To those suffering I say, there is positivity in grief. If you can survive the rampaging tempest of a loss such as this and if you can function or find beauty in the world, then you can find hope. Find elusive hope, clandestine hope as it is, buried deep beneath the murky waters of an unjust world, shining like abandoned treasure.
Mother McFaull used to chip away at me for not writing more. I used to whine on about “wanting to be a writer” without having the confidence nor drive to even begin to show anyone any of my stuff. Which, judging by the heinous poems of my early adolescence, may be no bad thing. She’d encourage and chastise and I’d mumble and make excuses. “You have a gift”, she’d say. “She can’t have read my anti-establishment masterwork – ‘Smash the system’”, I’d think.
She may only have been a biased Mother, blind to the inadequacies of her son’s entirely unjustifiably angsty poetry, but her words grew stronger in her passing; they became a driving force, injecting molten hot and blind fearlessness into my previously unassertive self.
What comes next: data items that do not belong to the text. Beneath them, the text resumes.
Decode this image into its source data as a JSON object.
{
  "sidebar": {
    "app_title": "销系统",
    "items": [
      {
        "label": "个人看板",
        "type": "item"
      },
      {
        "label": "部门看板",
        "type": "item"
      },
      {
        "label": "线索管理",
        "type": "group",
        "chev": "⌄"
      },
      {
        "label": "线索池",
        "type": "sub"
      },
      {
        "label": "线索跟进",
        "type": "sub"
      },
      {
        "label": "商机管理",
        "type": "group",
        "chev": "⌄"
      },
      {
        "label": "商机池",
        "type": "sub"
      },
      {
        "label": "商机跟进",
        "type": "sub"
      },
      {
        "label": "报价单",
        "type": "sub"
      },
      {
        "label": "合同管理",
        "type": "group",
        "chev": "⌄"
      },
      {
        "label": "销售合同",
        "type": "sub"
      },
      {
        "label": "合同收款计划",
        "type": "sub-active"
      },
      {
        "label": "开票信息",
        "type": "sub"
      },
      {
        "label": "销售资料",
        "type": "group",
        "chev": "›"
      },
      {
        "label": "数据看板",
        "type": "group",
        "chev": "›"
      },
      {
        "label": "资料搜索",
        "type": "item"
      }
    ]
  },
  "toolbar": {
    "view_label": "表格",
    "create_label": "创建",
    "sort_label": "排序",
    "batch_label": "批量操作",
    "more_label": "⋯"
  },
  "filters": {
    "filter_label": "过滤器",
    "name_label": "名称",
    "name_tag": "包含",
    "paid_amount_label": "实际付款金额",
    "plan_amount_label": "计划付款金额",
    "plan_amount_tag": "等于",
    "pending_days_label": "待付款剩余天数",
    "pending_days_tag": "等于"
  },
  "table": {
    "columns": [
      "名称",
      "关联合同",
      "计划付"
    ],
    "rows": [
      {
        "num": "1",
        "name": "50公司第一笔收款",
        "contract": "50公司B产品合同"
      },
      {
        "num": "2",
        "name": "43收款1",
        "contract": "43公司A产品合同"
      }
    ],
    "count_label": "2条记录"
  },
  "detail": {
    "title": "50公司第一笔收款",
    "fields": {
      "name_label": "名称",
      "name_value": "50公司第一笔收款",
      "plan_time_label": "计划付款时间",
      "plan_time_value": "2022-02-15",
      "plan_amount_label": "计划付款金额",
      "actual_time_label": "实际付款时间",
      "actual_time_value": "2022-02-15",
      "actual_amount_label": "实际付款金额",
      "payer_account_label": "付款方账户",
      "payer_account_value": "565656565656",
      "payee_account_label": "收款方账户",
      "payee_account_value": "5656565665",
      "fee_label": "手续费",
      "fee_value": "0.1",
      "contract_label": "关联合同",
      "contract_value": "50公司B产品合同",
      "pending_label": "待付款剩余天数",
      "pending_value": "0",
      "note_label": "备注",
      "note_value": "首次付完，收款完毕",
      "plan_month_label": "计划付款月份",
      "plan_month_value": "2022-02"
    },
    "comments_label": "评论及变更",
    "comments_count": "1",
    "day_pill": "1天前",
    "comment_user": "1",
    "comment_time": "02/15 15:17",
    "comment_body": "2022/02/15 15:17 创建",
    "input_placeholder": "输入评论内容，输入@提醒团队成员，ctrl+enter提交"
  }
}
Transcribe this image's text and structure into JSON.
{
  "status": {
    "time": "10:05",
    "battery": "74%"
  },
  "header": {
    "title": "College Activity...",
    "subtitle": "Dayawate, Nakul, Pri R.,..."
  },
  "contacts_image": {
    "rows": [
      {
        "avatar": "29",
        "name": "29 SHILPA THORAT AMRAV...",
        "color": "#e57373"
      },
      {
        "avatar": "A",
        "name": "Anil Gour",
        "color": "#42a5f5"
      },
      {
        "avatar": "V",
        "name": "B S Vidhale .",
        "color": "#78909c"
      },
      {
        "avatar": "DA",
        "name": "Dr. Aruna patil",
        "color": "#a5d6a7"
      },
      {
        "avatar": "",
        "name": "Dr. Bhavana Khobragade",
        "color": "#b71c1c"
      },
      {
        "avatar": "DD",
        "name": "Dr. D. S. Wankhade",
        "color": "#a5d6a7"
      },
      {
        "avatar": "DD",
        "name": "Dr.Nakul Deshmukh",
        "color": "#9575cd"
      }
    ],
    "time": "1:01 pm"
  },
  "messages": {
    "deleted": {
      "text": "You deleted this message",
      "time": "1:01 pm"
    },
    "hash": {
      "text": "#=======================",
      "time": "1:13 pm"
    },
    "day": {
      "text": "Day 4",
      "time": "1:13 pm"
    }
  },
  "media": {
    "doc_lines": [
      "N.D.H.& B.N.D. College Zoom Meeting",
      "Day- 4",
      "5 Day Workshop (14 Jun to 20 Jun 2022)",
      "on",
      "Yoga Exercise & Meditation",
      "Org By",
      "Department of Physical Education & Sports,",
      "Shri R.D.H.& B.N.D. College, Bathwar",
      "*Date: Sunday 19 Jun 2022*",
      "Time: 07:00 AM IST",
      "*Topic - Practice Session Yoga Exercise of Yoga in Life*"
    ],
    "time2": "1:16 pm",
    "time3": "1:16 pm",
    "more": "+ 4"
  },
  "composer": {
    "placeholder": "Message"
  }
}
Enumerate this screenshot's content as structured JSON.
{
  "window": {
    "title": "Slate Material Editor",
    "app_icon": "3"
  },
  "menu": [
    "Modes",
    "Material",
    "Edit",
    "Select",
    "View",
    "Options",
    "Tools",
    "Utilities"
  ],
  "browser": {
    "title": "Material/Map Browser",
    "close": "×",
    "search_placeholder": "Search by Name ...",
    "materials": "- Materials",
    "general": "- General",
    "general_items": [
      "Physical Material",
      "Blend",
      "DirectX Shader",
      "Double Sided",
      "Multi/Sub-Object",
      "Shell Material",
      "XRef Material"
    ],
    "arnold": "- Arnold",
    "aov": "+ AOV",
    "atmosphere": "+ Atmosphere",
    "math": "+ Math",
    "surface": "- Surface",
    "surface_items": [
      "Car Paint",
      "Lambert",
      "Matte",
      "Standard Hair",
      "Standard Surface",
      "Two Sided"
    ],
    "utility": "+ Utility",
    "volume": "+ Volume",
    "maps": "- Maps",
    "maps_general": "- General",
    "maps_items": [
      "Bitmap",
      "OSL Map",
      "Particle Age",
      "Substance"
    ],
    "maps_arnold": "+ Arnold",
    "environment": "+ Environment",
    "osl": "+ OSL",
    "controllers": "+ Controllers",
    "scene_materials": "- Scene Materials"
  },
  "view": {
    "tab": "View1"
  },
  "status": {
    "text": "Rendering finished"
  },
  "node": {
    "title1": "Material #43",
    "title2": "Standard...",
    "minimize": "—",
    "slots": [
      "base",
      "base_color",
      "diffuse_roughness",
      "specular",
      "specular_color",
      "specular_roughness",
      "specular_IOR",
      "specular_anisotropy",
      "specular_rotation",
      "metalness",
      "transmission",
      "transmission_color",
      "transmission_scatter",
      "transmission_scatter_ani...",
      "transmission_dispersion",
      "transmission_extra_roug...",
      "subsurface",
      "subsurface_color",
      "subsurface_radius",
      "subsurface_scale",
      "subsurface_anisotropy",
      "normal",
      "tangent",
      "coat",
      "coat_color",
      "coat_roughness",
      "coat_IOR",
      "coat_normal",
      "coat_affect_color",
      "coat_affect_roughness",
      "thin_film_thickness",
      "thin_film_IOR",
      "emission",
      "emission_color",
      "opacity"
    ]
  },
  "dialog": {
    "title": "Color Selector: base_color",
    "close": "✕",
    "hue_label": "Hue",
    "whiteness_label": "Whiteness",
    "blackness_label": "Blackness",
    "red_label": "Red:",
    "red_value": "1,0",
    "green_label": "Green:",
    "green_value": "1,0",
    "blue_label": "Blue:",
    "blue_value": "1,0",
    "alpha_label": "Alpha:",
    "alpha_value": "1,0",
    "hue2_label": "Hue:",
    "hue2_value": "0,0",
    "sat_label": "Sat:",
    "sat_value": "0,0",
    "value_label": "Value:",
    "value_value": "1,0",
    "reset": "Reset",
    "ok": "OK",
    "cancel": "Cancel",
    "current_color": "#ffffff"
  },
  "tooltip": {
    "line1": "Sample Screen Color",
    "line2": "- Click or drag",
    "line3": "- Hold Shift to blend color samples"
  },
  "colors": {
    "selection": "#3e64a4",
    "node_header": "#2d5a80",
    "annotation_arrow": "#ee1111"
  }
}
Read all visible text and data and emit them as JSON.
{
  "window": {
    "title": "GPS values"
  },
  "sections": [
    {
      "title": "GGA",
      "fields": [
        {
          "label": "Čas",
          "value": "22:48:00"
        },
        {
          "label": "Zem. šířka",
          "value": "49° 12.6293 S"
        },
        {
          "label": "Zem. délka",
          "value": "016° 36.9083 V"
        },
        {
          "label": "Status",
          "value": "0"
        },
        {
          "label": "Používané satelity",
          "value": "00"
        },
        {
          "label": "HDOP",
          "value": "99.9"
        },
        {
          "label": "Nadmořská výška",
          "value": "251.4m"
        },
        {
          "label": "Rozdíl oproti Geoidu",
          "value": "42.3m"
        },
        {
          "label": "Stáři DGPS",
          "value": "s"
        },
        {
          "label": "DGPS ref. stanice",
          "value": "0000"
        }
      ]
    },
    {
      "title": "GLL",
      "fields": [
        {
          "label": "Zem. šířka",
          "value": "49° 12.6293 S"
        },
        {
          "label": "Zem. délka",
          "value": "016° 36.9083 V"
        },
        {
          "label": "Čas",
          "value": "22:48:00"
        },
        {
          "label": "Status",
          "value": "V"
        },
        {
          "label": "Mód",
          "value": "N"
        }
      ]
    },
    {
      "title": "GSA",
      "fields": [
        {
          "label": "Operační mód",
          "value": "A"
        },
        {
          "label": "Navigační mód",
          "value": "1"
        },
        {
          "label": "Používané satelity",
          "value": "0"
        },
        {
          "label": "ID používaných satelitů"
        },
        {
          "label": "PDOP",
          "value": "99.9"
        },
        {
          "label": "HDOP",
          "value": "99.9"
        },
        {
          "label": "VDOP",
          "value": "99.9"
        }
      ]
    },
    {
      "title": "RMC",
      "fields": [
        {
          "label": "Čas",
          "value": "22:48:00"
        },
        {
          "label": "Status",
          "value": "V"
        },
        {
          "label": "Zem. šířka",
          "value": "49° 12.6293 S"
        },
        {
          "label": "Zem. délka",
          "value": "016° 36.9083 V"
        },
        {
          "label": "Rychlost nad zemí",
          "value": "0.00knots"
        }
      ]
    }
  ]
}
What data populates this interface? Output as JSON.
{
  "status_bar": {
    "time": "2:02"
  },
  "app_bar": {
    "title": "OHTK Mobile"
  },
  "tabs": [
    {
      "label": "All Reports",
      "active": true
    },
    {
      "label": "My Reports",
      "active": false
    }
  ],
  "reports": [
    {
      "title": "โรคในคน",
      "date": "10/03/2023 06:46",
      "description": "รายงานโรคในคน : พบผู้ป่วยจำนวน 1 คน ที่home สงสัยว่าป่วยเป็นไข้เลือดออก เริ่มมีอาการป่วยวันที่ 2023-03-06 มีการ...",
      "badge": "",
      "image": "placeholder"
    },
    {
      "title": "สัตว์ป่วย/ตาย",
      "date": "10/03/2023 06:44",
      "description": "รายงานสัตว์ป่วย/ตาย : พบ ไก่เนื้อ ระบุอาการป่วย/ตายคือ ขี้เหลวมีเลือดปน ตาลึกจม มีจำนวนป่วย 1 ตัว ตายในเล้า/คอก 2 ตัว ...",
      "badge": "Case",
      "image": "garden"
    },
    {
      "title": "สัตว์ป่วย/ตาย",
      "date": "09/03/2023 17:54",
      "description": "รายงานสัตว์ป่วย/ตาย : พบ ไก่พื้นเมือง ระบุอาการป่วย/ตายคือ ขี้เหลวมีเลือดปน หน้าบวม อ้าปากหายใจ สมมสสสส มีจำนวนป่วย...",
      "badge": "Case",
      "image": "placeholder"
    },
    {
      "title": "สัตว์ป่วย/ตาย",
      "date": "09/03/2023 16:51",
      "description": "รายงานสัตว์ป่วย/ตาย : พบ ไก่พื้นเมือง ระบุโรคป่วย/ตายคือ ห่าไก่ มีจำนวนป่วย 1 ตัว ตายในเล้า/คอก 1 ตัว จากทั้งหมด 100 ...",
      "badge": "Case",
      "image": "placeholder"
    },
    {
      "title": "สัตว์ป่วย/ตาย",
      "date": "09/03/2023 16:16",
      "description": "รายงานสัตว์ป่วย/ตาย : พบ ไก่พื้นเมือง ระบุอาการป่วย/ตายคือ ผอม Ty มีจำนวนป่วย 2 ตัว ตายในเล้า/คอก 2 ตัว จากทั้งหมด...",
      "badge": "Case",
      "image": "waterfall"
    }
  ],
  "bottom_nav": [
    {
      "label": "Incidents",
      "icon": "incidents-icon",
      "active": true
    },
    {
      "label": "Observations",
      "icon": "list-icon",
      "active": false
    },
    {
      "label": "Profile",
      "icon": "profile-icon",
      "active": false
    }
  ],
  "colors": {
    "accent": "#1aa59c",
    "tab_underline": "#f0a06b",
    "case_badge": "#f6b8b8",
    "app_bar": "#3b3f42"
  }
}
Soon after she passed away, I started a blog about Fatherhood; I ended up chatting with Christy and Beth on Women Today (One of Mother’s favourite shows); I entered poetry competitions with some of my, hopefully vastly improved more recent material, and the piece de resistance, I was given a fantastic opportunity to write for a ragtag bunch of maniacs in the form of Gef the Mongoose.
She is, in every sense, the reason I write. I recall the vivid wonder I felt when I saw a poem sitting humbly in a tatty picture frame, on the upstairs landing. It was called ‘My Little One’ – a poem of primal, unbridled force and power that shook me to my core. It was about the baby who died inside my Mum but who she, barely out of her teens, still delivered. All with the knowledge that her little one’s heartbeat had stopped days prior. It was awe and immense sadness that engulfed me then. When I read it back now, the same awe and sadness submerges me in an avalanche of heartache for her and for Dad. She had never mentioned it to me before and I had no idea she wrote at all. I was 14.
The crushing, crashing and cataclysmic irony of all the above is that, my biggest fan, the aforementioned reason I write, isn’t around anymore. Suicide saw to that, the f**ker.
You’d be mortified about how much I write about you. But sorry Mother, I will keep making a bloody fuss of you. In all honesty, it’s the least I could do. To bring you back to me, I will keep writing to you, for you, about you and because of you.
When I stop frantically typing, I close my eyes and I see a hunched woman, sat on concrete, back facing me. Plumes of smoke weave their nimble way towards immovable and stately trees. The hum of laughter echoes and drifts away, edging away from me, always.
Nobody ever regrets telling somebody they love them. Regret resides in love unspoken and words never said.